# Advice Please...



## chris l (Aug 5, 2005)

Does the font on this supposed '70's UK issue watch smell of fish, or is it just me? And the numbers? and the funny arrow thingy?


----------



## nursegladys (Aug 4, 2006)

comes from Grimsby me thinks


----------



## Stanford (Feb 10, 2007)

I'm interested in the stamp/watermark in the bottom right of the picture - I've seen it before.

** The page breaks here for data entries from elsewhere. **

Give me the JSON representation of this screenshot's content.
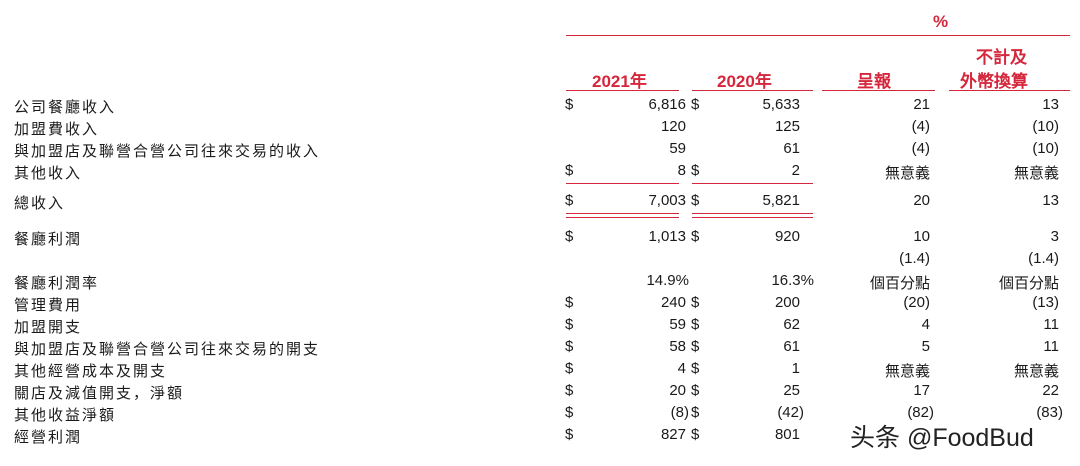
{
  "header": {
    "percent_symbol": "%",
    "col_2021": "2021年",
    "col_2020": "2020年",
    "col_reported": "呈報",
    "col_exfx_line1": "不計及",
    "col_exfx_line2": "外幣換算"
  },
  "rows": [
    {
      "label": "公司餐廳收入",
      "d1": "$",
      "v1": "6,816",
      "d2": "$",
      "v2": "5,633",
      "v3": "21",
      "v4": "13"
    },
    {
      "label": "加盟費收入",
      "d1": "",
      "v1": "120",
      "d2": "",
      "v2": "125",
      "v3": "(4)",
      "v4": "(10)"
    },
    {
      "label": "與加盟店及聯營合營公司往來交易的收入",
      "d1": "",
      "v1": "59",
      "d2": "",
      "v2": "61",
      "v3": "(4)",
      "v4": "(10)"
    },
    {
      "label": "其他收入",
      "d1": "$",
      "v1": "8",
      "d2": "$",
      "v2": "2",
      "v3": "無意義",
      "v4": "無意義"
    },
    {
      "label": "總收入",
      "d1": "$",
      "v1": "7,003",
      "d2": "$",
      "v2": "5,821",
      "v3": "20",
      "v4": "13"
    },
    {
      "label": "餐廳利潤",
      "d1": "$",
      "v1": "1,013",
      "d2": "$",
      "v2": "920",
      "v3": "10",
      "v4": "3"
    },
    {
      "label": "",
      "d1": "",
      "v1": "",
      "d2": "",
      "v2": "",
      "v3": "(1.4)",
      "v4": "(1.4)"
    },
    {
      "label": "餐廳利潤率",
      "d1": "",
      "v1": "14.9%",
      "d2": "",
      "v2": "16.3%",
      "v3": "個百分點",
      "v4": "個百分點"
    },
    {
      "label": "管理費用",
      "d1": "$",
      "v1": "240",
      "d2": "$",
      "v2": "200",
      "v3": "(20)",
      "v4": "(13)"
    },
    {
      "label": "加盟開支",
      "d1": "$",
      "v1": "59",
      "d2": "$",
      "v2": "62",
      "v3": "4",
      "v4": "11"
    },
    {
      "label": "與加盟店及聯營合營公司往來交易的開支",
      "d1": "$",
      "v1": "58",
      "d2": "$",
      "v2": "61",
      "v3": "5",
      "v4": "11"
    },
    {
      "label": "其他經營成本及開支",
      "d1": "$",
      "v1": "4",
      "d2": "$",
      "v2": "1",
      "v3": "無意義",
      "v4": "無意義"
    },
    {
      "label": "關店及減值開支，淨額",
      "d1": "$",
      "v1": "20",
      "d2": "$",
      "v2": "25",
      "v3": "17",
      "v4": "22"
    },
    {
      "label": "其他收益淨額",
      "d1": "$",
      "v1": "(8)",
      "d2": "$",
      "v2": "(42)",
      "v3": "(82)",
      "v4": "(83)"
    },
    {
      "label": "經營利潤",
      "d1": "$",
      "v1": "827",
      "d2": "$",
      "v2": "801",
      "v3": "",
      "v4": ""
    }
  ],
  "watermark": "头条 @FoodBud"
}
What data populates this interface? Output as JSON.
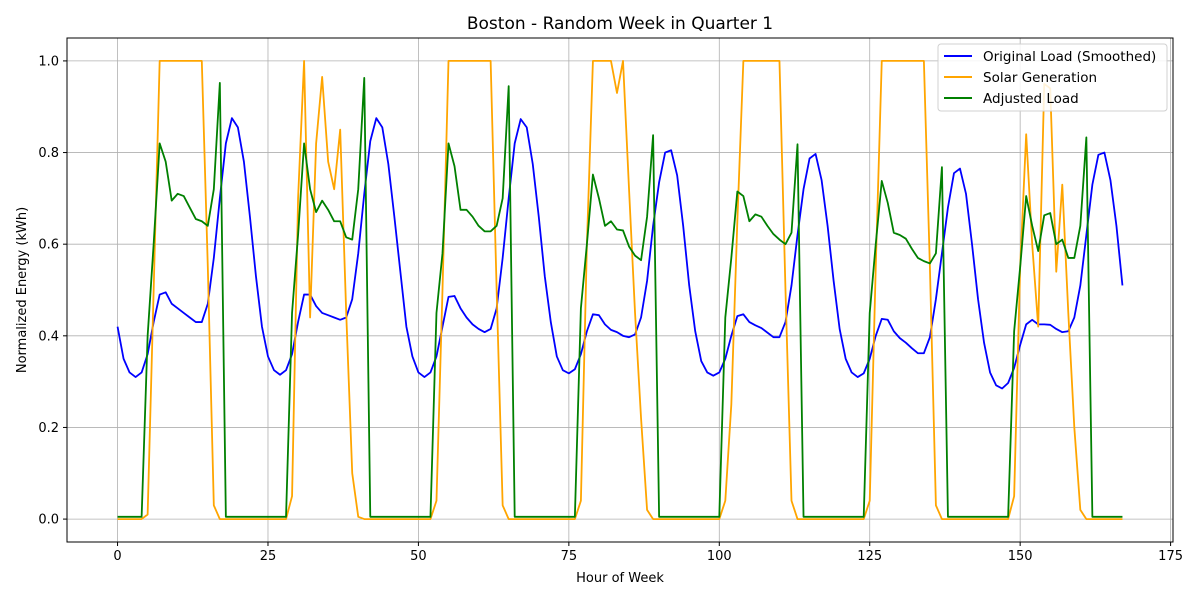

Where did this one come from?

Please PM me if not appropriate to post details.


----------



## pg tips (May 16, 2003)

that watermark is ebay that caseback is most likely not genuine, so "bid accordingly"


----------



## Stanford (Feb 10, 2007)

pg tips said:


> that watermark is ebay that caseback is most likely not genuine, so "bid accordingly"


How many times have I seen that logo and not really noticed it


----------



## Stan (Aug 7, 2003)

It doesn't look too kosher Chris, maybe the MoD didn't put the date on watch backs then or if they did it would indicate the watch was made in 1991?









Foggy, weer an thee lad?


----------



## William_Wilson (May 21, 2007)

I am very far from being an expert, but that looks alot like the scores of asian fakes.

Later,

William


----------



## William_Wilson (May 21, 2007)

Here is the back of an MWC, currently manufactured, W10 homage. !00% Chinese!










Later,

William


----------



## PhilM (Nov 5, 2004)

Run a mile, it just looks wrong


----------



## William_Wilson (May 21, 2007)

potz said:


> @ william_wilson & chris_l
> 
> Have you guys noticed that the supposed NSN on both watches in your pix is the same?
> 
> This doesn't just smell of fish - it reeks like a Jap whaler 20 miles against a force 4.


Yes I have, I started thinking about the #'s on the initial picture and I was sure I had seen them not too long ago. These "modern" W10's are made in China with the screw on back and a 21 jewel Chinese movt.. If you do an Ebay search in the U.K., you find at least one seller with these things. They have that exact caseback. They are being sold as MWCs at GBP 35.00. Not worth it.

Later,

William


----------



## chris l (Aug 5, 2005)

William_Wilson said:


> potz said:
> 
> 
> > @ william_wilson & chris_l
> ...


Also sold out of HK by a 'UK seller' as '1970's NOS British issue', FYI, beware! Fortunately a look at 'sellers other items' brings forth the smell of old cod....


----------



## William_Wilson (May 21, 2007)

It is too bad that they wouldn't use the same screw back case, and put something like a Myota movement in it. At the same price it would be a nice servicable military tribute watch. I guess it is easier to sell crap by suggesting it's something it isn't.

Later,

William


----------



## Guest (Sep 17, 2007)

The NSN is well dodgy

I know naff all about watches, but I did a spell in commodities management for the DPA.


----------